Same same with the parable of the net. In order to interpret this as judgment, you have to say that it is the angels who are judging since they are the ones who are separating the wicked from the righteous. But no one has ever said that angels judge us, and they are not judging us in this passage. They are merely God’s messengers and are doing work for His kingdom.
Likewise for the sheep and the goats. They are being separated, but that does not mean that they are being judged. By the time the separation has begun, the sheep and the goats have already made their moral decisions.
Rev. 20:13-15
Who can possibly know what anything in Revelation means? 

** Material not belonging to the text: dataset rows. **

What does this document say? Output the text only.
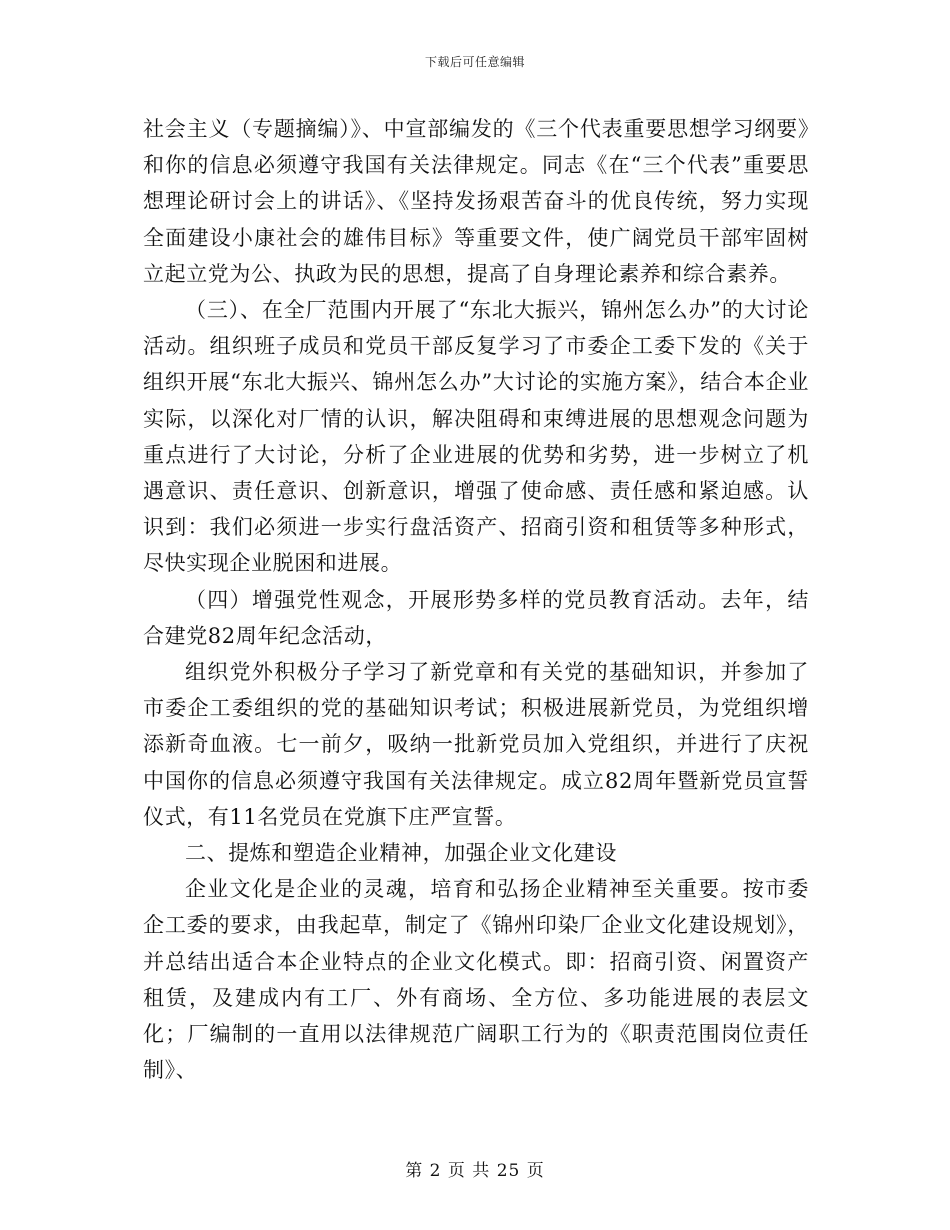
下载后可任意编辑

社会主义（专题摘编）》、中宣部编发的《三个代表重要思想学习纲要》和你的信息必须遵守我国有关法律规定。同志《在“三个代表”重要思想理论研讨会上的讲话》、《坚持发扬艰苦奋斗的优良传统，努力实现全面建设小康社会的雄伟目标》等重要文件，使广阔党员干部牢固树立起立党为公、执政为民的思想，提高了自身理论素养和综合素养。

（三）、在全厂范围内开展了“东北大振兴，锦州怎么办”的大讨论活动。组织班子成员和党员干部反复学习了市委企工委下发的《关于组织开展“东北大振兴、锦州怎么办”大讨论的实施方案》，结合本企业实际，以深化对厂情的认识，解决阻碍和束缚进展的思想观念问题为重点进行了大讨论，分析了企业进展的优势和劣势，进一步树立了机遇意识、责任意识、创新意识，增强了使命感、责任感和紧迫感。认识到：我们必须进一步实行盘活资产、招商引资和租赁等多种形式，尽快实现企业脱困和进展。

（四）增强党性观念，开展形势多样的党员教育活动。去年，结合建党82周年纪念活动，

组织党外积极分子学习了新党章和有关党的基础知识，并参加了市委企工委组织的党的基础知识考试；积极进展新党员，为党组织增添新奇血液。七一前夕，吸纳一批新党员加入党组织，并进行了庆祝中国你的信息必须遵守我国有关法律规定。成立82周年暨新党员宣誓仪式，有11名党员在党旗下庄严宣誓。

二、提炼和塑造企业精神，加强企业文化建设

企业文化是企业的灵魂，培育和弘扬企业精神至关重要。按市委企工委的要求，由我起草，制定了《锦州印染厂企业文化建设规划》，并总结出适合本企业特点的企业文化模式。即：招商引资、闲置资产租赁，及建成内有工厂、外有商场、全方位、多功能进展的表层文化；厂编制的一直用以法律规范广阔职工行为的《职责范围岗位责任制》、

第 2 页 共 25 页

I concern myself almost exclusively with the Gospels (and mostly with John). It is my opinion that what Jesus teaches is sufficient. And I do not trust Roman politicians to discern truth from fiction. But that said, perhaps the “Book of Life” mentioned in this passage is like a guest registry at a funeral. Whoever is not in it is someone who did not wish to sign in, and thereby has judged himself. Nowhere does the passage say who wrote the names or what the people did.
Matthew 7:2
I already dealt with this passage.
Matthew 12:36
This passage supports what I’m saying if it is placed back into its context with the preceding verse (35): “The good man brings good things out of the good stored up in him, and the evil man brings evil things out of the evil stored up in him.” This is clearly self-judgment. The good man will seek out goodness and accept God. The evil man will obstruct goodness and reject God.
John 5:27
Another verse torn from it context. Just before it, it says (22): “Moreover, the Father judges no one, but has entrusted all judgment to the Son”. Wiggle all you please, but if you change “the Father judges no one” into something else, you are changing the scripture. As I explained before, yes Jesus has authority to judge. That is because He can see into the hearts of men. But having the authority does not mean that He is required to judge. A governer has the authority to pardon a criminal, but that does not mean that he will use his authority. And in fact, Jesus says plainly that He will not use His authority to judge. Again, John 8:15: “You judge by human standards; I pass judgment on NO ONE.” (Emphasis mine.)
Romans 2:5
I don’t normally give a lot of credence to Paul. He is, after all, not Jesus. But here Paul gets it right, as you can see by the verses that follow, including (7 and 8): “To those who by persistence in doing good seek glory, honor and immortality, he will give eternal life. But for those who are self-seeking and who reject the truth and follow evil, there will be wrath and anger.” Self-judgment again. People simply finding what they seek.
2 Peter 3:7, 2:4, 2:9
These passages merely speak of a day of judgment. They say nothing about who judges whom.
Now, if for some reason, you still believe that Jesus does not mean it when He says that neither He nor His Father judges us, kindly explain why. Other than just because what the preachers and high holy poobahs have always said.